Washington – Gli Stati Uniti sono la nazione con il più alto tasso di emissione di anidride carbonica, il 20% del totale. Quindi, come sostengono numerosi scienziati, anche i maggiori responsabili del cosiddetto effetto serra – considerando la non adesione al Protocollo di Kyoto – e del conseguente riscaldamento globale . Ora, dopo anni di ricerche, gli scienziati del Vulcan Project , che raccoglie alcuni dei più prestigiosi accademici statunitensi, hanno realizzato una prima mappa nazionale delle emissioni di CO2. Un progetto unico dai molti risvolti.
Grazie alla collaborazione di NASA e Dipartimento dell’Energia e all’utilizzo di tecnologie sviluppate per questo obiettivo è stato finalmente possibile mettere in correlazione i dati numerici del 2002 con le correnti d’aria e gli elementi climatici. La situazione è parsa preoccupante. “Sapevamo che le considerazioni sulle emissioni di carburanti fossili non erano precise, ma siamo rimasti sconcertati da quanto fossero lontane dalla realtà”, ha dichiarato Kevin Gurney, ricercatore della Purdue University e leader del progetto.

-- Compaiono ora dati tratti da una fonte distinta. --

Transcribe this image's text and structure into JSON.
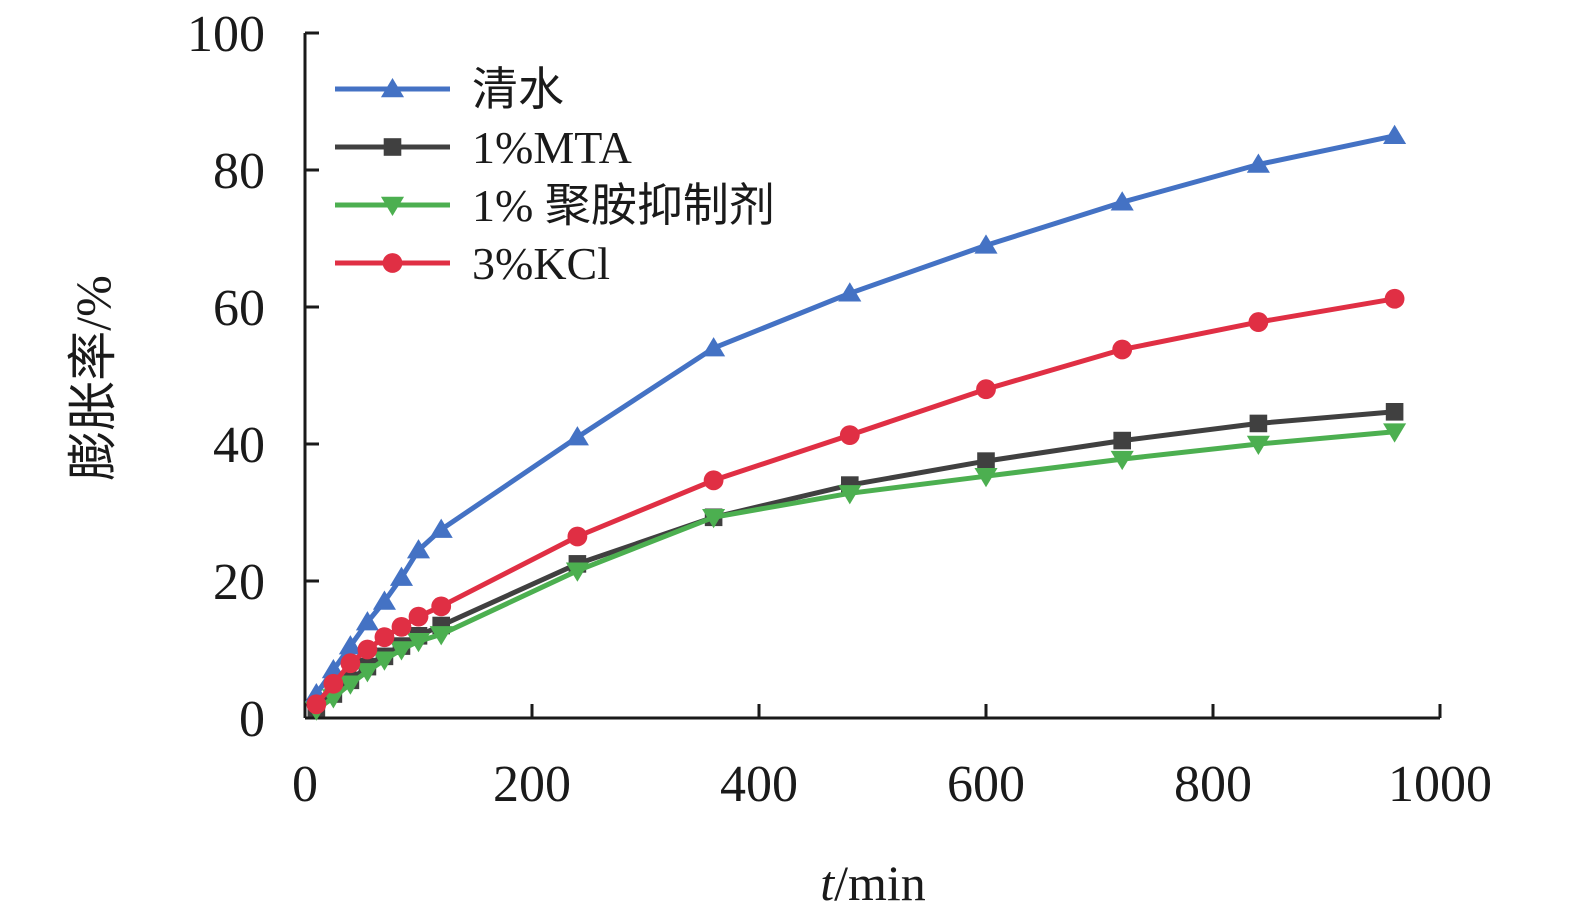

Apparentemente la mappa mostra una certa correlazione fra emissioni e densità delle popolazione, ma come sottolineano alcuni, un’analisi più attenta è capace di svelare altro. Ad esempio che nelle zone semi-rurali del Sud-Est vi sono delle anomale concentrazioni di CO2, generate dallo spostamento delle imprese che hanno abbandonato il Nord-Est e il Midwest. Come a dimostrare che gli agglomerati urbani generano sì diossido di carbonio, ma anche che le imprese vantano qualche responsabilità nel computo finale. Tesi per altro molto sostenute in Europa, ma piuttosto ridimensionate oltreoceano dal Governo Bush.

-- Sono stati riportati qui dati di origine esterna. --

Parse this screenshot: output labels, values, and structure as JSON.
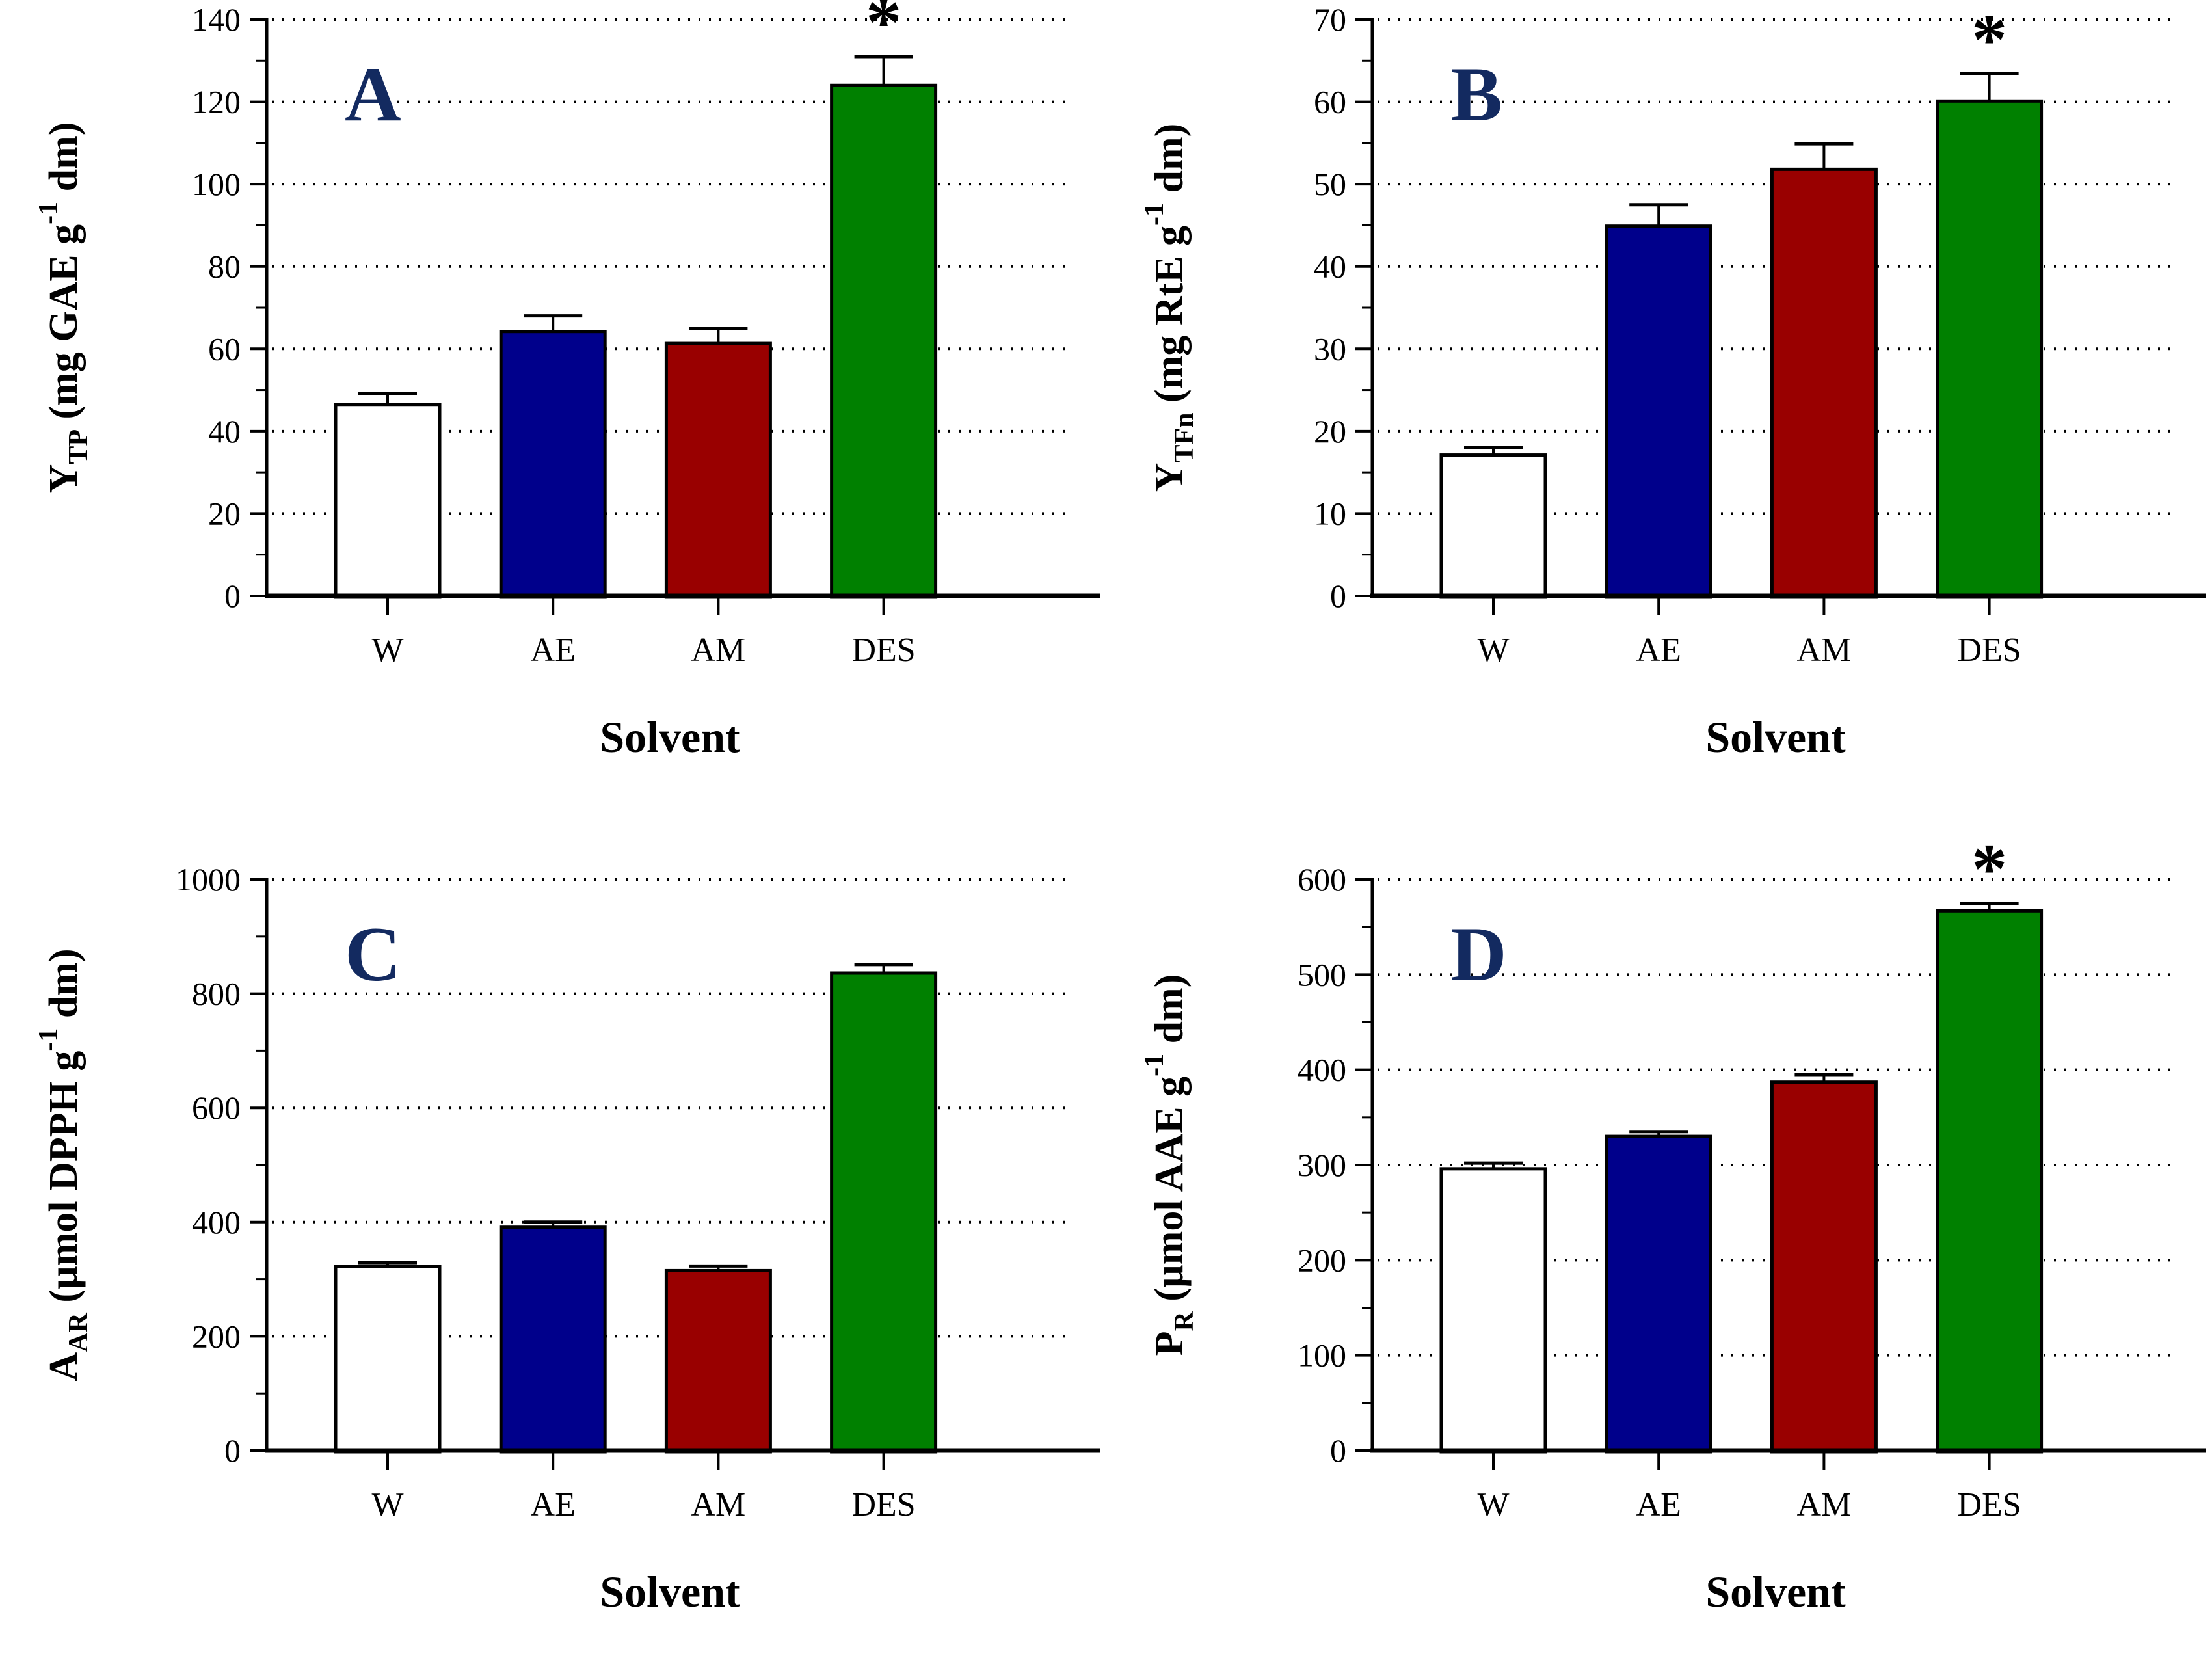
{
  "figure": {
    "background": "#ffffff",
    "panel_letter_color": "#132a60",
    "axis_color": "#000000",
    "grid_style": "dotted",
    "significance_marker": "*"
  },
  "chart_data": [
    {
      "type": "bar",
      "panel_letter": "A",
      "ylabel": "YTP (mg GAE g-1 dm)",
      "ylabel_parts": [
        {
          "t": "Y"
        },
        {
          "t": "TP",
          "style": "sub"
        },
        {
          "t": " (mg GAE g"
        },
        {
          "t": "-1",
          "style": "sup"
        },
        {
          "t": " dm)"
        }
      ],
      "xlabel": "Solvent",
      "categories": [
        "W",
        "AE",
        "AM",
        "DES"
      ],
      "values": [
        46.5,
        64.2,
        61.3,
        124
      ],
      "errors": [
        2.7,
        3.8,
        3.6,
        7
      ],
      "significant": [
        false,
        false,
        false,
        true
      ],
      "ylim": [
        0,
        140
      ],
      "ytick_step": 20,
      "bar_colors": [
        "#FFFFFF",
        "#00008B",
        "#990000",
        "#008000"
      ],
      "grid": true,
      "legend": "none"
    },
    {
      "type": "bar",
      "panel_letter": "B",
      "ylabel": "YTFn (mg RtE g-1 dm)",
      "ylabel_parts": [
        {
          "t": "Y"
        },
        {
          "t": "TFn",
          "style": "sub"
        },
        {
          "t": " (mg RtE g"
        },
        {
          "t": "-1",
          "style": "sup"
        },
        {
          "t": " dm)"
        }
      ],
      "xlabel": "Solvent",
      "categories": [
        "W",
        "AE",
        "AM",
        "DES"
      ],
      "values": [
        17.1,
        44.9,
        51.8,
        60.1
      ],
      "errors": [
        0.9,
        2.6,
        3.1,
        3.3
      ],
      "significant": [
        false,
        false,
        false,
        true
      ],
      "ylim": [
        0,
        70
      ],
      "ytick_step": 10,
      "bar_colors": [
        "#FFFFFF",
        "#00008B",
        "#990000",
        "#008000"
      ],
      "grid": true,
      "legend": "none"
    },
    {
      "type": "bar",
      "panel_letter": "C",
      "ylabel": "AAR (µmol DPPH g-1 dm)",
      "ylabel_parts": [
        {
          "t": "A"
        },
        {
          "t": "AR",
          "style": "sub"
        },
        {
          "t": " (µmol DPPH g"
        },
        {
          "t": "-1",
          "style": "sup"
        },
        {
          "t": " dm)"
        }
      ],
      "xlabel": "Solvent",
      "categories": [
        "W",
        "AE",
        "AM",
        "DES"
      ],
      "values": [
        322,
        391,
        315,
        836
      ],
      "errors": [
        7,
        9,
        8,
        15
      ],
      "significant": [
        false,
        false,
        false,
        false
      ],
      "ylim": [
        0,
        1000
      ],
      "ytick_step": 200,
      "bar_colors": [
        "#FFFFFF",
        "#00008B",
        "#990000",
        "#008000"
      ],
      "grid": true,
      "legend": "none"
    },
    {
      "type": "bar",
      "panel_letter": "D",
      "ylabel": "PR (µmol AAE g-1 dm)",
      "ylabel_parts": [
        {
          "t": "P"
        },
        {
          "t": "R",
          "style": "sub"
        },
        {
          "t": " (µmol AAE g"
        },
        {
          "t": "-1",
          "style": "sup"
        },
        {
          "t": " dm)"
        }
      ],
      "xlabel": "Solvent",
      "categories": [
        "W",
        "AE",
        "AM",
        "DES"
      ],
      "values": [
        296,
        330,
        387,
        567
      ],
      "errors": [
        6,
        5,
        8,
        8
      ],
      "significant": [
        false,
        false,
        false,
        true
      ],
      "ylim": [
        0,
        600
      ],
      "ytick_step": 100,
      "bar_colors": [
        "#FFFFFF",
        "#00008B",
        "#990000",
        "#008000"
      ],
      "grid": true,
      "legend": "none"
    }
  ]
}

Il software sviluppato dai ricercatori mostra come le emissioni si spostino dal Sud della California per andare nel Pacifico lungo il Messico e dalla costa orientale verso l’Atlantico. Le tempeste e le correnti ovviamente sono responsabili di questi movimenti. Sarebbe interessante, poi, capire quanto delle emissioni statunitensi giunga in Europa e Africa. “Se potessimo mostrare la realtà delle emissioni e gli effetti dell’acquisto di auto ibride e dell’istallazione di strutture isolanti nelle case, sarebbe un bel modo per interagire con i consumatori”, ha dichiarato Gurney. Il prossimo passo infatti è quello di utilizzare i dati provenienti dal satellite Orbital Carbon Observatory , che sarà lanciato in orbita a dicembre per monitorare la presenza di biossido di carbonio nell’atmosfera.

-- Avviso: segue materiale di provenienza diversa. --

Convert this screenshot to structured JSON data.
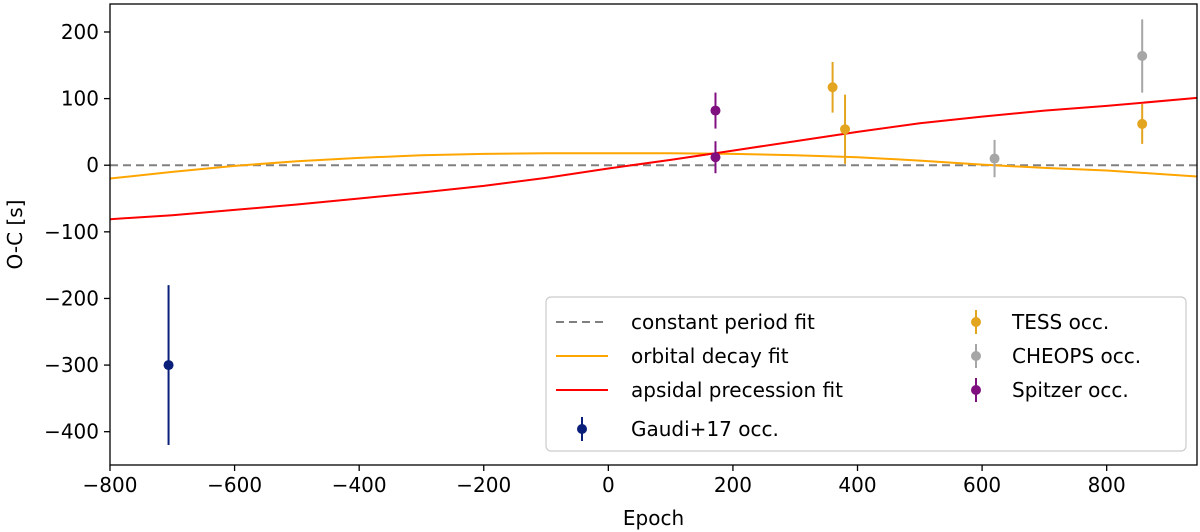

Ogni sforzo sarà poi concentrato su Hestia Project , uno dei più ambiziosi progetti di divulgazione scientifica legati al clima. “Vogliamo rendere il tutto più dettagliato, a livello di edificio, e mostrarlo in 3D, tipo Google Earth, in modo che le persone possano zoomare dappertutto”, ha aggiunto il ricercatore. “I numeri di una tabella non attirano le persone. Ma se potessero vedere il mondo e la propria casa, in modalità foto realistica, allora sì che il tutto avrebbe a che fare con la loro vita”.
“Hestia Project partirà in via sperimentale a maggio con il tracking della città di Indianapolis”. Ci vorrà del tempo per completare il lavoro. Poi, forse, la Politica cercherà di correre ai ripari.
Legambiente ha già qualche idea su cosa ci aspetta. Il suo ultimo dossier ” 2108 la Terra che verrà “, tra le altre cose, sembra ritrarre un’Italia non in particolare difficoltà.